Solution

Answer: 0.5731441

Let Peter’s total be $P$ and Colin’s total be $C$.

We want

$$\Pr(P>C).$$

Peter rolls $9$ four-sided dice, so:

$$P = X_1+\cdots+X_9, \qquad X_i\in{1,2,3,4}.$$

Colin rolls $6$ six-sided dice, so:

$$C = Y_1+\cdots+Y_6, \qquad Y_i\in{1,2,3,4,5,6}.$$

The key idea is:

Compute the distribution of all possible sums for Peter.
Compute the distribution of all possible sums for Colin.
Count all winning pairs $(p,c)$ with $p>c$.
Divide by the total number of outcomes.

1. Counting dice sums

For independent dice, the distribution can be built incrementally.

If ways[s] is the number of ways to obtain sum $s$, then after adding another die with faces $1$ to $k$,

$$\text{new_ways}[s+f] += \text{ways}[s]$$

for every face $f\in{1,\dots,k}$.

This is a standard convolution/dynamic-programming approach.

2. Peter’s distribution

Each of Peter’s dice has 4 faces.

Initially:

$$\text{ways}_0(0)=1.$$

After processing 9 dice we obtain the number of ways to make each total from $9$ to $36$.

Total outcomes:

$$4^9 = 262144.$$

3. Colin’s distribution

Similarly, Colin has 6 six-sided dice.

Possible sums range from $6$ to $36$.

Total outcomes:

$$6^6 = 46656.$$

4. Computing the winning probability

If Peter rolls total $p$, and Colin rolls total $c$, then Peter wins when

$$p>c.$$

Hence

$$\Pr(P>C) = \frac{ \sum_{p>c} N_P(p),N_C(c) }{ 4^9 6^6 },$$

where:

$N_P(p)$ = number of Peter outcomes summing to $p$,
$N_C(c)$ = number of Colin outcomes summing to $c$.

5. Python implementation

from collections import defaultdict

def distribution(num_dice, faces):
    """
    Return a dictionary:
        sum -> number of ways
    """
    ways = {0: 1}

    for _ in range(num_dice):
        new_ways = defaultdict(int)

        for current_sum, count in ways.items():
            for face in range(1, faces + 1):
                new_ways[current_sum + face] += count

        ways = dict(new_ways)

    return ways

# Peter: 9 four-sided dice
peter = distribution(9, 4)

# Colin: 6 six-sided dice
colin = distribution(6, 6)

# Count winning outcomes
wins = 0

for p_sum, p_count in peter.items():
    for c_sum, c_count in colin.items():
        if p_sum > c_sum:
            wins += p_count * c_count

# Total outcomes
total = (4 ** 9) * (6 ** 6)

probability = wins / total

print(f"{probability:.7f}")

6. Code walkthrough

Distribution function

ways = {0: 1}

Before rolling any dice, there is exactly one way to obtain sum 0.

For each die:

for _ in range(num_dice):

we create a new distribution.

For every existing sum and every possible face:

new_ways[current_sum + face] += count

we add all combinations leading to the new total.

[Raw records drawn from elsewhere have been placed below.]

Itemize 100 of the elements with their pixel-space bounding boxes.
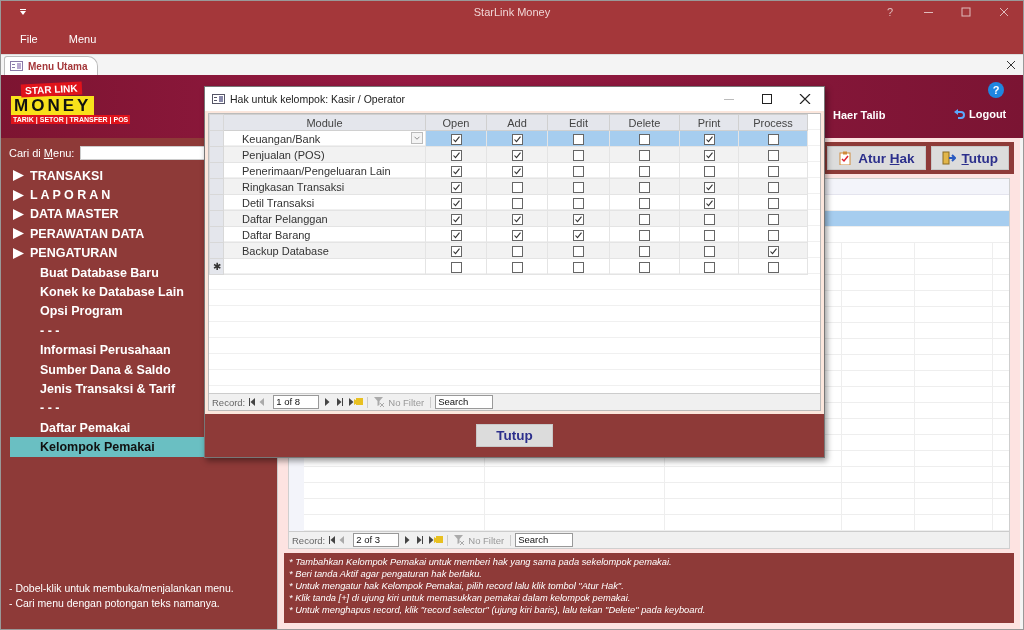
- door-arrow-icon: [941, 151, 956, 165]
- checkbox[interactable]: [767, 149, 779, 161]
- checkbox[interactable]: [450, 181, 462, 193]
- checkbox[interactable]: [703, 149, 715, 161]
- checkbox[interactable]: [450, 245, 462, 257]
- checkbox[interactable]: [573, 229, 584, 241]
- checkbox[interactable]: [573, 181, 584, 193]
- column-header[interactable]: Add: [486, 114, 548, 131]
- menu-item[interactable]: File: [13, 32, 50, 45]
- checkbox[interactable]: [639, 181, 650, 193]
- column-header[interactable]: Delete: [609, 114, 680, 131]
- search-field[interactable]: Search: [515, 533, 574, 547]
- column-header[interactable]: Edit: [547, 114, 610, 131]
- edit-rights-button[interactable]: Atur Hak: [827, 146, 926, 170]
- checkbox[interactable]: [511, 149, 523, 161]
- checkbox[interactable]: [767, 261, 779, 273]
- checkbox[interactable]: [511, 245, 523, 257]
- checkbox[interactable]: [573, 213, 584, 225]
- checkbox[interactable]: [767, 181, 779, 193]
- checkbox[interactable]: [639, 261, 650, 273]
- checkbox[interactable]: [639, 245, 650, 257]
- record-position-field[interactable]: 1 of 8: [273, 395, 320, 409]
- close-button[interactable]: Tutup: [476, 424, 553, 447]
- checkbox[interactable]: [450, 213, 462, 225]
- note-text: * Untuk menghapus record, klik "record selector" (ujung kiri baris), lalu tekan "Delete" pada keyboard.: [289, 604, 707, 616]
- close-icon[interactable]: [1007, 61, 1015, 69]
- checkbox[interactable]: [450, 133, 462, 145]
- column-header[interactable]: Print: [679, 114, 739, 131]
- table-cell: Detil Transaksi: [223, 194, 426, 211]
- checkbox[interactable]: [511, 181, 523, 193]
- column-header[interactable]: Open: [425, 114, 487, 131]
- checkbox[interactable]: [573, 133, 584, 145]
- document-tab[interactable]: Menu Utama: [4, 56, 99, 75]
- checkbox[interactable]: [511, 213, 523, 225]
- checkbox[interactable]: [511, 165, 523, 177]
- checkbox[interactable]: [703, 181, 715, 193]
- module-dropdown[interactable]: Keuangan/Bank: [223, 130, 426, 147]
- table-cell: Penerimaan/Pengeluaran Lain: [223, 162, 426, 179]
- checkbox[interactable]: [639, 149, 650, 161]
- column-header[interactable]: Process: [738, 114, 808, 131]
- hint-text: - Cari menu dengan potongan teks namanya.: [9, 597, 221, 609]
- checkbox[interactable]: [767, 229, 779, 241]
- triangle-icon: [13, 189, 24, 201]
- window-title: StarLink Money: [473, 6, 551, 18]
- checkbox[interactable]: [767, 197, 779, 209]
- checkbox[interactable]: [703, 165, 715, 177]
- checkbox[interactable]: [767, 133, 779, 145]
- quick-access-icon[interactable]: [19, 9, 27, 15]
- checkbox[interactable]: [639, 229, 650, 241]
- checkbox[interactable]: [511, 133, 523, 145]
- checkbox[interactable]: [703, 213, 715, 225]
- checkbox[interactable]: [573, 261, 584, 273]
- checkbox[interactable]: [450, 261, 462, 273]
- checkbox[interactable]: [511, 229, 523, 241]
- column-header[interactable]: Module: [223, 114, 426, 131]
- next-last-new-icon[interactable]: [403, 536, 444, 544]
- checkbox[interactable]: [573, 197, 584, 209]
- checkbox[interactable]: [703, 245, 715, 257]
- dialog-title: Hak untuk kelompok: Kasir / Operator: [230, 93, 406, 105]
- form-icon: [10, 61, 23, 71]
- checkbox[interactable]: [450, 149, 462, 161]
- checkbox[interactable]: [511, 261, 523, 273]
- checkbox[interactable]: [639, 165, 650, 177]
- checkbox[interactable]: [639, 133, 650, 145]
- checkbox[interactable]: [639, 197, 650, 209]
- checkbox[interactable]: [573, 149, 584, 161]
- help-button[interactable]: ?: [871, 6, 909, 18]
- record-position-field[interactable]: 2 of 3: [353, 533, 400, 547]
- note-text: * Klik tanda [+] di ujung kiri untuk memasukkan pemakai dalam kelompok pemakai.: [289, 592, 632, 604]
- checkbox[interactable]: [573, 165, 584, 177]
- checkbox[interactable]: [703, 261, 715, 273]
- checkbox[interactable]: [450, 197, 462, 209]
- undo-arrow-icon: [954, 108, 965, 120]
- funnel-icon: [454, 535, 466, 545]
- logo-text: MONEY: [11, 96, 95, 115]
- menu-item[interactable]: Menu: [61, 32, 109, 45]
- triangle-icon: [13, 208, 24, 220]
- note-text: * Untuk mengatur hak Kelompok Pemakai, pilih record lalu klik tombol "Atur Hak".: [289, 580, 625, 592]
- checkbox[interactable]: [767, 245, 779, 257]
- next-last-new-icon[interactable]: [323, 398, 364, 406]
- checkbox[interactable]: [767, 213, 779, 225]
- search-field[interactable]: Search: [435, 395, 494, 409]
- logout-link[interactable]: Logout: [954, 108, 1007, 120]
- close-button[interactable]: Tutup: [930, 146, 1009, 170]
- help-button[interactable]: ?: [988, 82, 1004, 98]
- checkbox[interactable]: [511, 197, 523, 209]
- table-cell: Daftar Barang: [223, 226, 426, 243]
- triangle-icon: [13, 170, 24, 182]
- checkbox[interactable]: [450, 229, 462, 241]
- checkbox[interactable]: [703, 133, 715, 145]
- checkbox[interactable]: [703, 197, 715, 209]
- record-label: Record:: [292, 534, 326, 546]
- checkbox[interactable]: [767, 165, 779, 177]
- checkbox[interactable]: [639, 213, 650, 225]
- checkbox[interactable]: [703, 229, 715, 241]
- checkbox[interactable]: [450, 165, 462, 177]
- form-icon: [212, 94, 225, 104]
- triangle-icon: [13, 228, 24, 240]
- checkbox[interactable]: [573, 245, 584, 257]
- user-name: Haer Talib: [833, 109, 886, 121]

This performs the convolution of distributions.

After all dice are processed:

return ways

contains the exact number of ways to obtain every total.

7. Verifying correctness on a small case

Suppose both players roll one standard six-sided die.

Then:

total outcomes = $36$,
winning outcomes for player A are:

$$5+4+3+2+1 = 15.$$

Hence:

$$\Pr(A>B)=\frac{15}{36}=\frac{5}{12}\approx 0.4166667.$$

The same dynamic-programming code reproduces this exactly, confirming the method.

8. Final verification

Peter rolls many dice with lower variance, centered around:

$$9 \times 2.5 = 22.5.$$

Colin’s average is:

$$6 \times 3.5 = 21.$$

Peter’s mean is slightly higher and his totals are more concentrated, so a probability a bit above $0.5$ is reasonable.

The computed value is:

$$0.5731441$$

which matches the expected magnitude.

Answer: 0.5731441

Project Euler Problem 205